# Amp help



## Bopster (Feb 18, 2010)

This is running Pro amps either QSC or Crown.
Does impedance effect sound quality for subwoofers? 
Say I am running 1 driver that has dual 4ohm voice coils, is it better to run a 2ohm load or an 8ohm load for SQ? 
I know the 2ohm load creates more heat for the amp and possibly a shorter lifespan even though the amp would be rated for a 2ohm load.
I can get more bang for the buck running 2ohm's. 

On the same subject, if I run 3 drivers that have dual 4ohm voice coils, does it matter if I wire them 2.66ohm parallel or 6ohm in series? 
I am assuming the amp would put out slightly less power than rated at 2ohm's if loaded at 2.66ohm's. 
As well that if run at 6ohm it would put out halfway between its output rating at 4ohm's and 8ohm's.
Is this correct?

Thanks in advance :help:


----------



## Moonfly (Aug 1, 2008)

Manufacturers seem to say differing impedances dont affect the driver SQ. As long as your amp is happy with the load its presented with then there wont be any problems there either, and you usually get more watts that way.
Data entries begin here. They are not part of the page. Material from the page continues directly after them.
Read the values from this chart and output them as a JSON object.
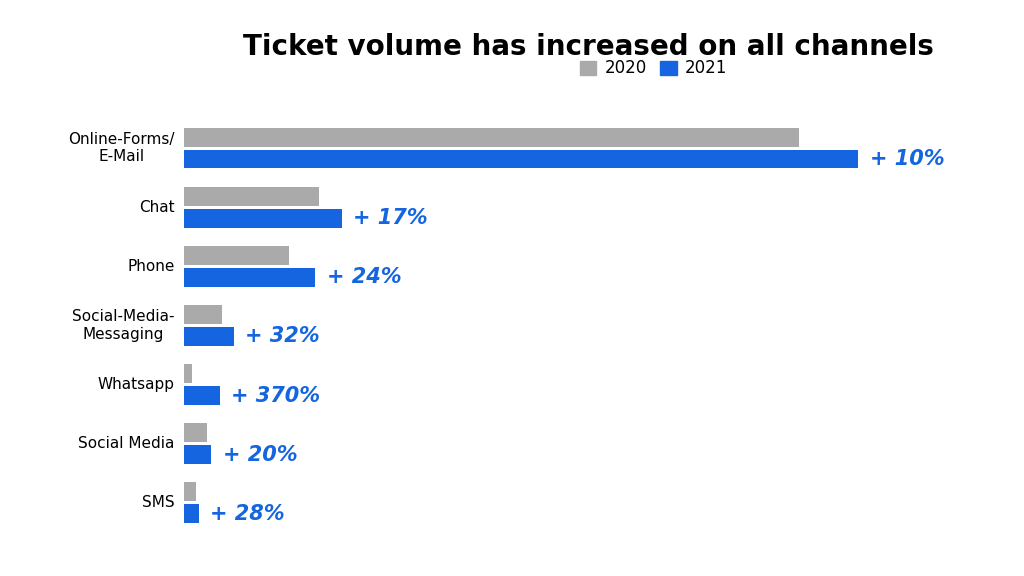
{
  "title": "Ticket volume has increased on all channels",
  "categories": [
    "Online-Forms/\nE-Mail",
    "Chat",
    "Phone",
    "Social-Media-\nMessaging",
    "Whatsapp",
    "Social Media",
    "SMS"
  ],
  "values_2020": [
    82,
    18,
    14,
    5,
    1,
    3,
    1.5
  ],
  "values_2021": [
    90,
    21,
    17.5,
    6.6,
    4.7,
    3.6,
    1.9
  ],
  "annotations_clean": [
    "+ 10%",
    "+ 17%",
    "+ 24%",
    "+ 32%",
    "+ 370%",
    "+ 20%",
    "+ 28%"
  ],
  "color_2020": "#aaaaaa",
  "color_2021": "#1565e0",
  "annotation_color": "#1565e0",
  "background_color": "#ffffff",
  "legend_labels": [
    "2020",
    "2021"
  ],
  "bar_height": 0.32,
  "title_fontsize": 20,
  "annotation_fontsize": 15,
  "label_fontsize": 11,
  "xlim": [
    0,
    108
  ]
}
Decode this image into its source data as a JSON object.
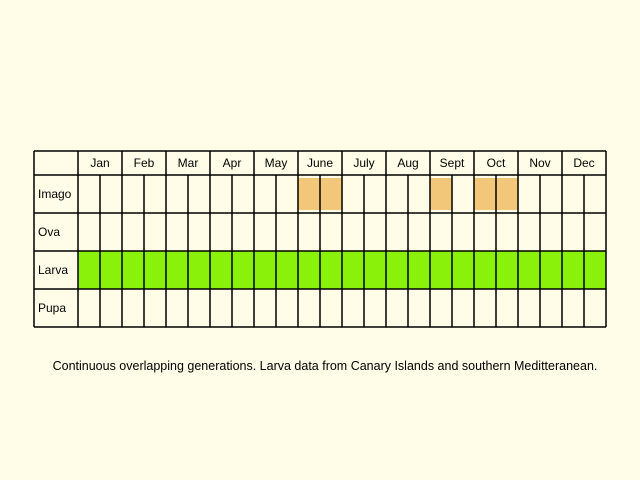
{
  "months": [
    "Jan",
    "Feb",
    "Mar",
    "Apr",
    "May",
    "June",
    "July",
    "Aug",
    "Sept",
    "Oct",
    "Nov",
    "Dec"
  ],
  "rows": [
    {
      "label": "Imago",
      "kind": "imago"
    },
    {
      "label": "Ova",
      "kind": "ova"
    },
    {
      "label": "Larva",
      "kind": "larva"
    },
    {
      "label": "Pupa",
      "kind": "pupa"
    }
  ],
  "colors": {
    "background": "#fffde8",
    "imago": "#f2c77a",
    "larva": "#8af20a",
    "grid": "#000000"
  },
  "occurrence": {
    "Imago": [
      {
        "month": "June",
        "half": 1
      },
      {
        "month": "June",
        "half": 2
      },
      {
        "month": "Sept",
        "half": 1
      },
      {
        "month": "Oct",
        "half": 1
      },
      {
        "month": "Oct",
        "half": 2
      }
    ],
    "Ova": [],
    "Larva": "all",
    "Pupa": []
  },
  "caption": "Continuous overlapping generations. Larva data from Canary Islands and southern Meditteranean."
}
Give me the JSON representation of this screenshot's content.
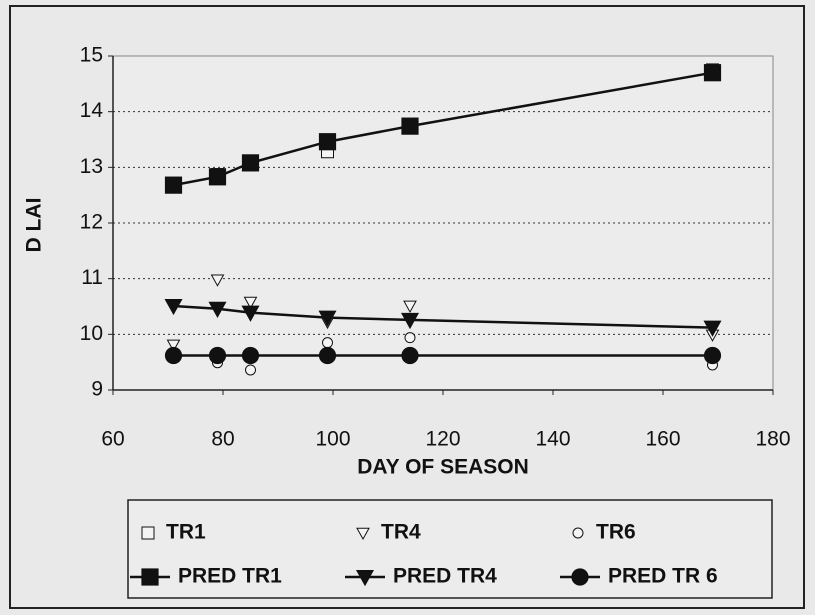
{
  "chart_data": {
    "type": "line",
    "xlabel": "DAY OF SEASON",
    "ylabel": "D LAI",
    "xlim": [
      60,
      180
    ],
    "xticks": [
      60,
      80,
      100,
      120,
      140,
      160,
      180
    ],
    "ylim": [
      9,
      15
    ],
    "yticks": [
      9,
      10,
      11,
      12,
      13,
      14,
      15
    ],
    "grid": true,
    "legend_position": "bottom",
    "series": [
      {
        "name": "TR1",
        "color": "#111111",
        "marker": "square-open",
        "line": false,
        "x": [
          71,
          79,
          85,
          99,
          114,
          169
        ],
        "values": [
          12.7,
          12.87,
          13.1,
          13.28,
          13.75,
          14.75
        ]
      },
      {
        "name": "TR4",
        "color": "#111111",
        "marker": "triangle-open",
        "line": false,
        "x": [
          71,
          79,
          85,
          99,
          114,
          169
        ],
        "values": [
          9.81,
          10.98,
          10.58,
          10.22,
          10.51,
          9.99
        ]
      },
      {
        "name": "TR6",
        "color": "#111111",
        "marker": "circle-open",
        "line": false,
        "x": [
          71,
          79,
          85,
          99,
          114,
          169
        ],
        "values": [
          9.65,
          9.49,
          9.36,
          9.85,
          9.94,
          9.45
        ]
      },
      {
        "name": "PRED TR1",
        "color": "#111111",
        "marker": "square",
        "line": true,
        "x": [
          71,
          79,
          85,
          99,
          114,
          169
        ],
        "values": [
          12.68,
          12.83,
          13.08,
          13.46,
          13.74,
          14.7
        ]
      },
      {
        "name": "PRED TR4",
        "color": "#111111",
        "marker": "triangle",
        "line": true,
        "x": [
          71,
          79,
          85,
          99,
          114,
          169
        ],
        "values": [
          10.51,
          10.46,
          10.39,
          10.3,
          10.26,
          10.12
        ]
      },
      {
        "name": "PRED TR 6",
        "color": "#111111",
        "marker": "circle",
        "line": true,
        "x": [
          71,
          79,
          85,
          99,
          114,
          169
        ],
        "values": [
          9.62,
          9.62,
          9.62,
          9.62,
          9.62,
          9.62
        ]
      }
    ]
  }
}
IMO, how you wire the drivers will make more of a difference. If you wire them in series then the drivers will affect each other as the signal has to travel through the first driver to reach the second etc. I prefer to wire in parallel because of this, but being perfectly honest I havent done any major testing in this area to conclusively say one way is better than the other.


----------